In production init/1 is called ONCE, by the gen_server in start_link/0, under the supervision tree. The example below only works on a "clean" node, where the named table erli18n_catalog does NOT yet exist (i.e. with the erli18n app stopped and no owner/worker alive). Calling init([]) a second time, or with the app already up, makes ets:new/2 raise badarg for a duplicate named table (see "Failure modes" above).

1> {ok, State} = erli18n_table_owner:init([]).
{ok,#{table => erli18n_catalog,worker => undefined}}
2> ets:info(erli18n_catalog, protection).
protected
3> ets:info(erli18n_catalog, named_table).
true

To inspect the owner with the app already started, use the path via the supervisor (as the moduledoc does with whereis/1 and ets:info/2) instead of calling init/1 again.

See also handle_info/2 (the 'ETS-TRANSFER' clause that matches ?ETS_HEIR_DATA) and terminate/2.

-spec start_link() -> gen_server:start_ret().
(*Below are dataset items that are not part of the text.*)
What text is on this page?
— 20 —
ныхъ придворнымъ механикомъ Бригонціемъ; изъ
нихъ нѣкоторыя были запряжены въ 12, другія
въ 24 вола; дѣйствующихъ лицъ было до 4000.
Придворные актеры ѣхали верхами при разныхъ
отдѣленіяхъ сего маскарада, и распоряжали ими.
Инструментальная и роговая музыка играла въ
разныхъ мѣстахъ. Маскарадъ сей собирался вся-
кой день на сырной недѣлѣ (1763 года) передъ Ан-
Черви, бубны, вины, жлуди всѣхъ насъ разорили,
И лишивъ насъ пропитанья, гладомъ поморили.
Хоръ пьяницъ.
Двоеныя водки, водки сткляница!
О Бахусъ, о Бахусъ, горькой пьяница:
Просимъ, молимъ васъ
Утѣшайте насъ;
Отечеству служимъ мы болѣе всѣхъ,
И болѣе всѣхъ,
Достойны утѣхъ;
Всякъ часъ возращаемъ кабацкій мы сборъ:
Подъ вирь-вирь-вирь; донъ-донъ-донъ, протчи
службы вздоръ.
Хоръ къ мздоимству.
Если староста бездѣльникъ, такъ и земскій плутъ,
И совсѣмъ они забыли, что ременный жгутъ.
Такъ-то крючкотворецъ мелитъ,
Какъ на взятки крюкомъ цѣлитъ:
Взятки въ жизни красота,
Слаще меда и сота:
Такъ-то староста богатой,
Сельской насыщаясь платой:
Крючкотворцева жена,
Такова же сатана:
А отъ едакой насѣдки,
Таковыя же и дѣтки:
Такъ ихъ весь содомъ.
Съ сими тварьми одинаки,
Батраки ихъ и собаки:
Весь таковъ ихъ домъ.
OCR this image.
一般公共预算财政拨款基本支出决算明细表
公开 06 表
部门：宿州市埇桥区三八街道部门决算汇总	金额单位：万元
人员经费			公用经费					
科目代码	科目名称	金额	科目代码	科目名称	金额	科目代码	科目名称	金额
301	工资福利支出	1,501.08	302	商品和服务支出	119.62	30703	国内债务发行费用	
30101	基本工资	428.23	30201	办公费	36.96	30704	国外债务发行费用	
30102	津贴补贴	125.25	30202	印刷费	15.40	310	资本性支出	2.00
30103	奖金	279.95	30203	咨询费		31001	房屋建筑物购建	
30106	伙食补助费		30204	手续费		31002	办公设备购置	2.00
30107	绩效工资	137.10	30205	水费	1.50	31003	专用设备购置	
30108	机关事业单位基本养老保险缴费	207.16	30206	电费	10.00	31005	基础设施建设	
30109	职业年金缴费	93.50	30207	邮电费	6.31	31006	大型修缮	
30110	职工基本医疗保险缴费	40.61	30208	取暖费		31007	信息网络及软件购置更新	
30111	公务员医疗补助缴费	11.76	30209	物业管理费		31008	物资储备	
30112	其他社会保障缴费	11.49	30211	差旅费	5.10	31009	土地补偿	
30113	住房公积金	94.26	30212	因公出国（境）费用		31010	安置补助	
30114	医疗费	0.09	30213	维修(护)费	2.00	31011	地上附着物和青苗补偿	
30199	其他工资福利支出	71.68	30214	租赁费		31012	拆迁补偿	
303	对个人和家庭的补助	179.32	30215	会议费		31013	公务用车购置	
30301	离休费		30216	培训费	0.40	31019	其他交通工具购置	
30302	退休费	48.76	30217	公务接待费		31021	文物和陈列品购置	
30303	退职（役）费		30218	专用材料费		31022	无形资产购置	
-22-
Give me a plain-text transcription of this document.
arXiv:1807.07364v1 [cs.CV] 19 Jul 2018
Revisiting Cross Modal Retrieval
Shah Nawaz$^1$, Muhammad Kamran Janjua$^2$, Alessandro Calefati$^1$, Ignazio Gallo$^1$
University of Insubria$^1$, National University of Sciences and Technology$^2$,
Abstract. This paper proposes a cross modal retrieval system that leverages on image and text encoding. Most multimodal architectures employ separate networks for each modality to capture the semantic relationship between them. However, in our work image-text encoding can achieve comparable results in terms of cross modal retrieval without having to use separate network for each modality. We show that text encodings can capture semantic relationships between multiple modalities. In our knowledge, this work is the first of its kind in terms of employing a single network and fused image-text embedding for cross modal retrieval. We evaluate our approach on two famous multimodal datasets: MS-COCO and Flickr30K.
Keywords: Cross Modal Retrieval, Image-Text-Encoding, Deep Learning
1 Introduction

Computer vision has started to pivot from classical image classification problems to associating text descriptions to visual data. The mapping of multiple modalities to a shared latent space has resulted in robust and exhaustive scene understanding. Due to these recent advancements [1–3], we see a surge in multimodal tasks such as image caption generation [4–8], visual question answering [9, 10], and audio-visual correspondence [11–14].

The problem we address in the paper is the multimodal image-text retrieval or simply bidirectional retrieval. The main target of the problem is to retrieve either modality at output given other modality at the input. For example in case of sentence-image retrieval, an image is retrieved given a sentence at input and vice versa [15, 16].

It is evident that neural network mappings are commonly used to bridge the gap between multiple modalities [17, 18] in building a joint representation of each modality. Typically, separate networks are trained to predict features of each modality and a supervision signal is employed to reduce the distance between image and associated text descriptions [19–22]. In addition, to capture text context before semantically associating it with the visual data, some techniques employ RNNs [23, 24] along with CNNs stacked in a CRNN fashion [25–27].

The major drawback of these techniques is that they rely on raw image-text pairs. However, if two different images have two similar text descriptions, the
Starts the table owner gen_server, registered locally under ?TABLE_OWNER (erli18n_table_owner).

Called by erli18n_sup as the FIRST child (before erli18n_server), an order that is load-bearing for the owner/heir pattern. In init/1 the owner creates the catalog ETS table and pins itself as heir; on return, the table already exists and is ready for reads and for the first claim_table/0.

Return

The standard result of gen_server:start_link/4: {ok, Pid} on success. The process is registered locally, so whereis(erli18n_table_owner) resolves to Pid. A second start_link/0 with the name already registered would fail with {error, {already_started, Pid}} — in practice this does not happen because only the supervisor starts it.

Example

1> {ok, Pid} = erli18n_table_owner:start_link().
{ok,<0.200.0>}
2> Pid =:= whereis(erli18n_table_owner).
true
3> ets:info(erli18n_catalog, heir) =:= Pid.
true

See also claim_table/0 (the worker claims the table) and init/1 (table creation).

-spec terminate(term(), state()) -> ok.

gen_server:terminate/2 callback. No-op — there is no external resource to release.

If the OWNER goes down, the table goes with it (it is the owner/heir and ETS destroys the table along with the owner). This is acceptable and by design: under rest_for_one the worker (later in the start order) is restarted too, and the new owner recreates the empty table in init/1 — the catalogs would need to be reloaded, but this only happens on an owner crash, which is rare because it mutates nothing (minimal crash surface). The common case — a worker crash — is what the heir pattern protects against, and that path does not pass through here.

There is no meaningful return; it returns ok.